Ao chegar ao terreiro da choupana, desfiz a carga. Ajuntei os atavios no alpendre. Completamente molhado entrei em casa. Na cozinha encontrei Marta, esta mulher com quem convivi todos esses anos. Estava na companhia de sua irmã, Suzana. Se aqueciam entorno do fogão. As duas conversavam conversa baixa, de fuxico. E fecharam a cara, ao perceberem que eu estava completamente bêbado. As crianças, já estavam no quarto. Fui até a dispensa, abri um garrafão de aguardente, que tenho guardado, para certas ocasiões. A trovoada cantava sua música, e os acordes eram como reprimendas vindas dos céus. Furioso, os céus queriam repreender ou castigar, fosse lá quem fosse. 

Olhei pela janela e vi que o chiqueiro das aves estava aberto. Patos, marrecos, pintos e galinhas andavam debaixo da chuva. Com raiva, pois sabia, muitos pintinhos iriam morrer, dei tiros para que as galinhas procurassem abrigos. Acabei acertando um pato. Busquei a ave morta, no meio do terreiro. Falei pra Marta que cuidasse daquele pato. Eu queria comer pato frito, com cachaça. 

Na cozinha deu-se início uma contenda. Pois, a minha cunhada Suzana não aceitava que Marta, sua irmã àquela hora da noite tivesse que aprontar um pato pra mim comer. A discussão rapidamente se tornou uma briga. E este velho que vos fala, teve que fazer valer quem era que mandava ali! Eu disse a minha cunhada que desaparecesse da minha casa. Eu a expulsei da minha casa! E tinha mais, era pra ela deixar a casa naquele instante, em plena tempestade! Então Suzana, apelou, disse que se tivesse que sair dali expulsa daquele jeito, nunca mais voltaria lá. A briga estava feita. Acusei-a de invejosa. Ela revidou dizendo que eu não passava de um velho, bêbado! Daí eu parti pra dar-lhes uns bofetões. Marta entrou na briga. 

Apavoradas as crianças fugiram para o mato. Pois tinham medo de brigas. Pois temiam no que podia dar. Era provável que foram pedir abrigo a alguém da vizinhança. Só sei que sumiram. Toda vez era assim. Suzana com raiva, virou a panela com a carne de pato, ficou tudo derramado no meio da casa. Tomado de ódio não contei conversa. Dei-lhe um murro. Ela caiu, ao levantar-se se apossou da espingarda doze, que ficava pendurada na parede. E atirou contra mim.
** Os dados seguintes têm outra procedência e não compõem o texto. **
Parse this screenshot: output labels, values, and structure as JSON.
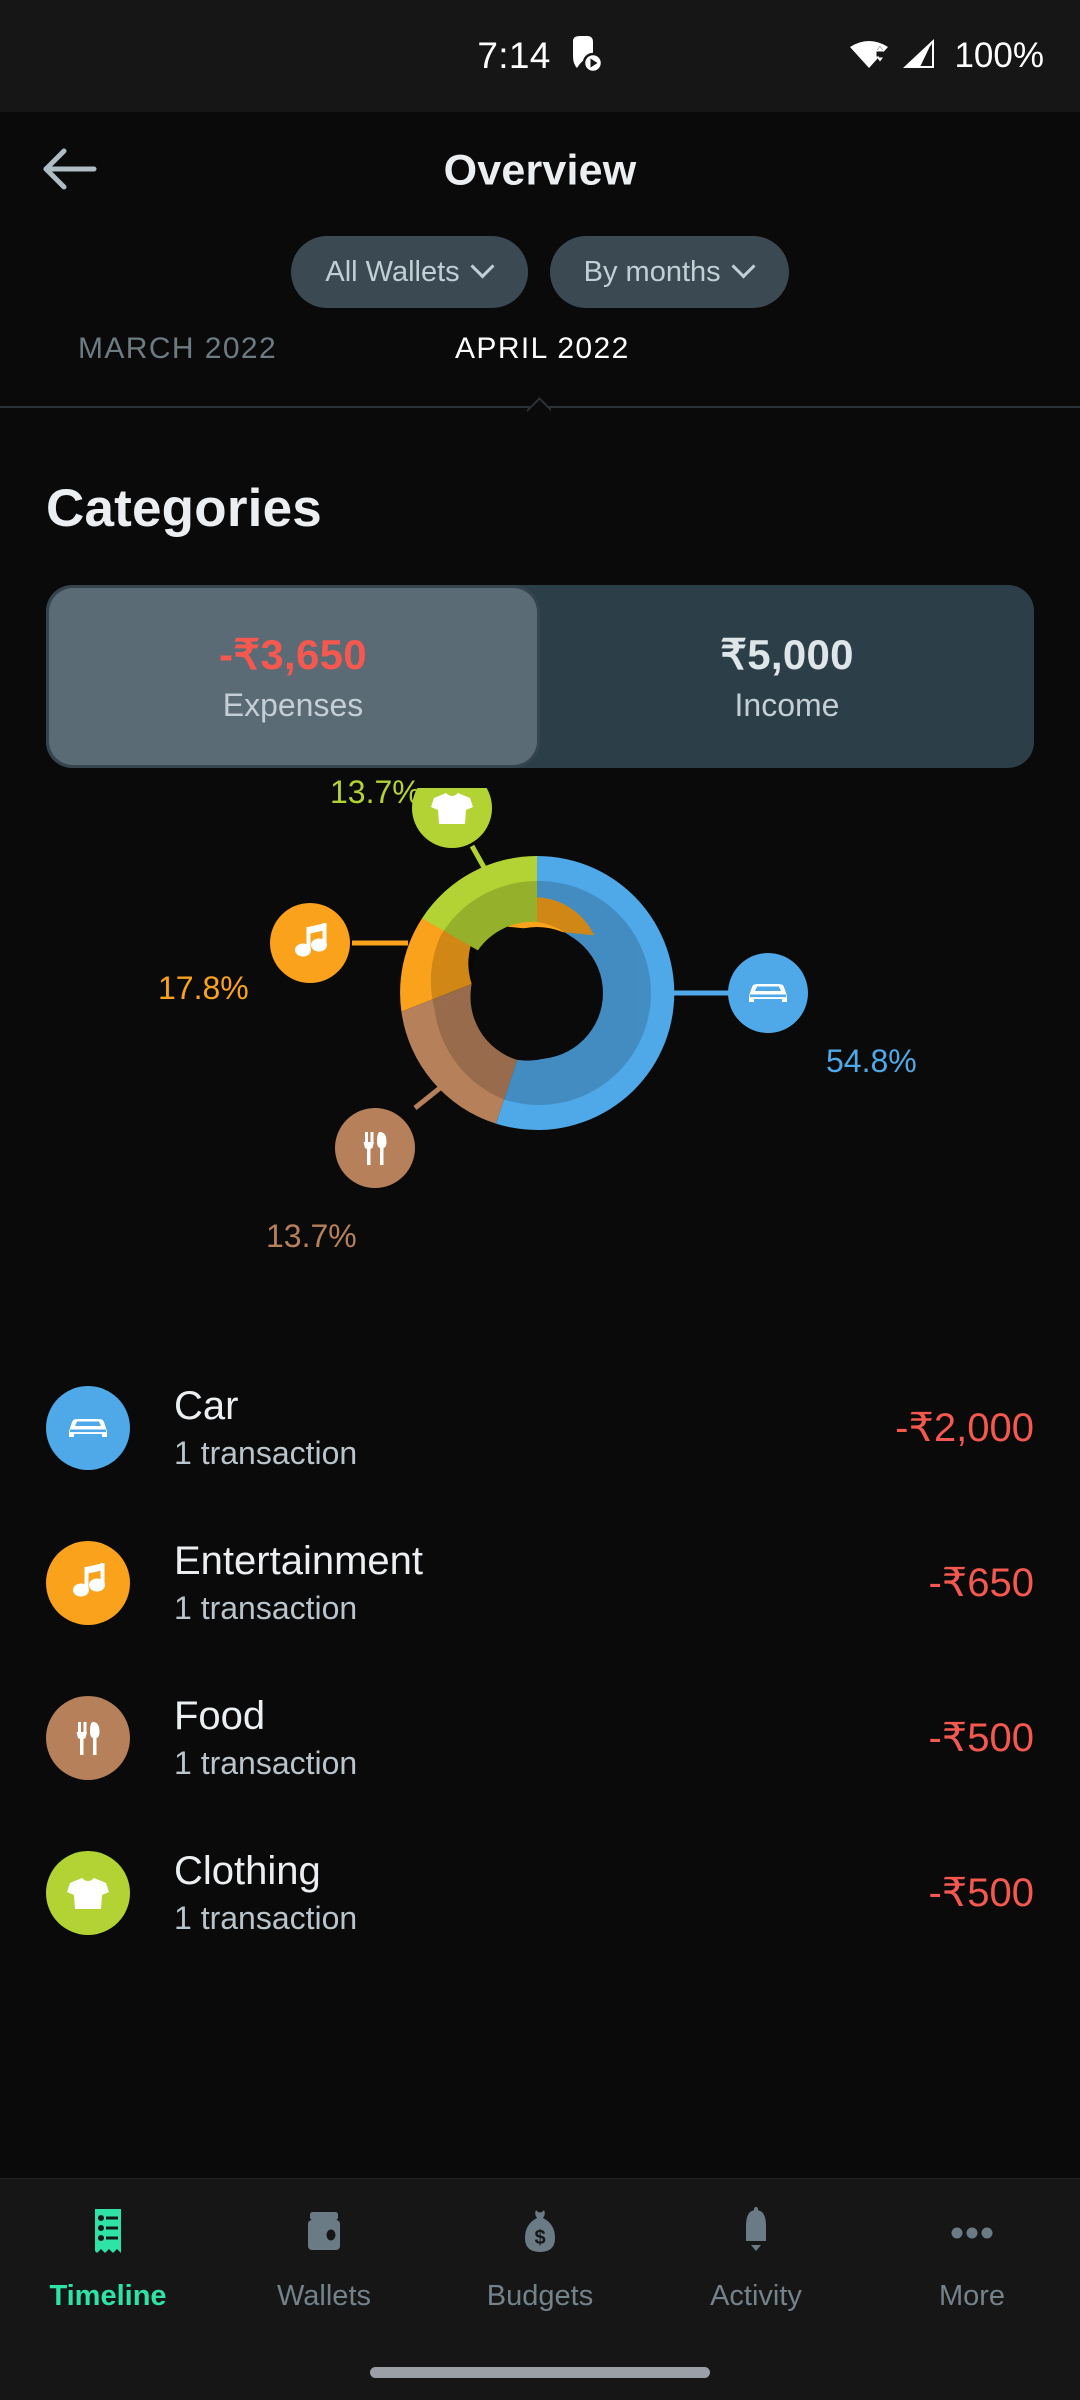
{
  "status_bar": {
    "time": "7:14",
    "notification_icon": "media-notification-icon",
    "wifi_icon": "wifi-icon",
    "signal_icon": "cellular-signal-icon",
    "battery": "100%"
  },
  "app_bar": {
    "back_icon": "back-arrow-icon",
    "title": "Overview"
  },
  "filters": [
    {
      "label": "All Wallets",
      "icon": "chevron-down-icon"
    },
    {
      "label": "By months",
      "icon": "chevron-down-icon"
    }
  ],
  "month_tabs": {
    "previous": "MARCH 2022",
    "current": "APRIL 2022"
  },
  "section": {
    "title": "Categories"
  },
  "summary_toggle": {
    "expenses": {
      "amount": "-₹3,650",
      "label": "Expenses",
      "selected": true
    },
    "income": {
      "amount": "₹5,000",
      "label": "Income",
      "selected": false
    }
  },
  "colors": {
    "car": "#4FA8E8",
    "entertainment": "#FAA21B",
    "food": "#B5805A",
    "clothing": "#B3D334",
    "negative": "#F4584F",
    "accent": "#2FE3A6",
    "background": "#0A0A0A",
    "segment_active": "#5A6B75",
    "segment_inactive": "#2C3E47"
  },
  "chart_data": {
    "type": "pie",
    "title": "Categories",
    "categories": [
      "Car",
      "Entertainment",
      "Food",
      "Clothing"
    ],
    "values": [
      2000,
      650,
      500,
      500
    ],
    "percentages": [
      54.8,
      17.8,
      13.7,
      13.7
    ],
    "percent_labels": [
      "54.8%",
      "17.8%",
      "13.7%",
      "13.7%"
    ],
    "colors": [
      "#4FA8E8",
      "#FAA21B",
      "#B5805A",
      "#B3D334"
    ],
    "icons": [
      "car-icon",
      "music-note-icon",
      "cutlery-icon",
      "tshirt-icon"
    ],
    "total": 3650,
    "currency": "₹",
    "legend": "callout-bubbles",
    "donut_hole_ratio": 0.48,
    "start_angle_deg": -90,
    "grid": false
  },
  "category_list": [
    {
      "name": "Car",
      "transactions": "1 transaction",
      "amount": "-₹2,000",
      "color": "#4FA8E8",
      "icon": "car-icon"
    },
    {
      "name": "Entertainment",
      "transactions": "1 transaction",
      "amount": "-₹650",
      "color": "#FAA21B",
      "icon": "music-note-icon"
    },
    {
      "name": "Food",
      "transactions": "1 transaction",
      "amount": "-₹500",
      "color": "#B5805A",
      "icon": "cutlery-icon"
    },
    {
      "name": "Clothing",
      "transactions": "1 transaction",
      "amount": "-₹500",
      "color": "#B3D334",
      "icon": "tshirt-icon"
    }
  ],
  "bottom_nav": [
    {
      "label": "Timeline",
      "icon": "receipt-icon",
      "active": true
    },
    {
      "label": "Wallets",
      "icon": "wallet-icon",
      "active": false
    },
    {
      "label": "Budgets",
      "icon": "money-bag-icon",
      "active": false
    },
    {
      "label": "Activity",
      "icon": "bell-icon",
      "active": false
    },
    {
      "label": "More",
      "icon": "ellipsis-icon",
      "active": false
    }
  ]
}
Saquei o revólver e atirei nela! Aconteceu que Marta se atravessou na frente, e foi atingida no pescoço, pelo tiro que eu dei. Marta morreu, nos braços da irmã. Um raio caiu num pé de cajueiro que ficava no oitão da choupana. O estrondo foi tão forte que encheu a todos de pavor. Por instante fiquei cego e os ouvidos doíam. 

Mesmo baleado, consegui sair de casa, e fui tentar a montaria pra tentar socorro. Ao atravessar o terreiro, indo em direção a cocheira pra pegar a égua, meu coração deu um baque, ao ver o que via, Pedro e Cecília, embaixo do pé de cajueiro, mortos. Os dois, haviam sido atingidos pelo raio. 

Coloquei os corpos das crianças bem aqui, debaixo dessa árvore. Eu tinha perdido muito sangue, acabei não resistindo. E dei meu último suspiro bem ali, naquele pedaço de raiz retorcida. Suzana, resolveu pendurar todos nós, nesta árvore. Sua intenção era me incriminar. Ela foi até a delegacia, e contou à polícia que eu, havia surtado, e matado a todos. E em seguida me enforcado, bem aqui. Era uma álibi perfeito, todos sabiam das brigas frequentes que ocorriam nesta casa, por causa das minhas bebedeiras. Suzana, acabaria ficando como única herdeira da propriedade da irmã. Era tudo o que mais queria. Maldita invejosa. Foi o que realmente ocorreu senhor Djalma.

01 de Agosto de 2020. A ilustração deste capítulo, é a capa do disco Long play "AMADEUS" de 1985.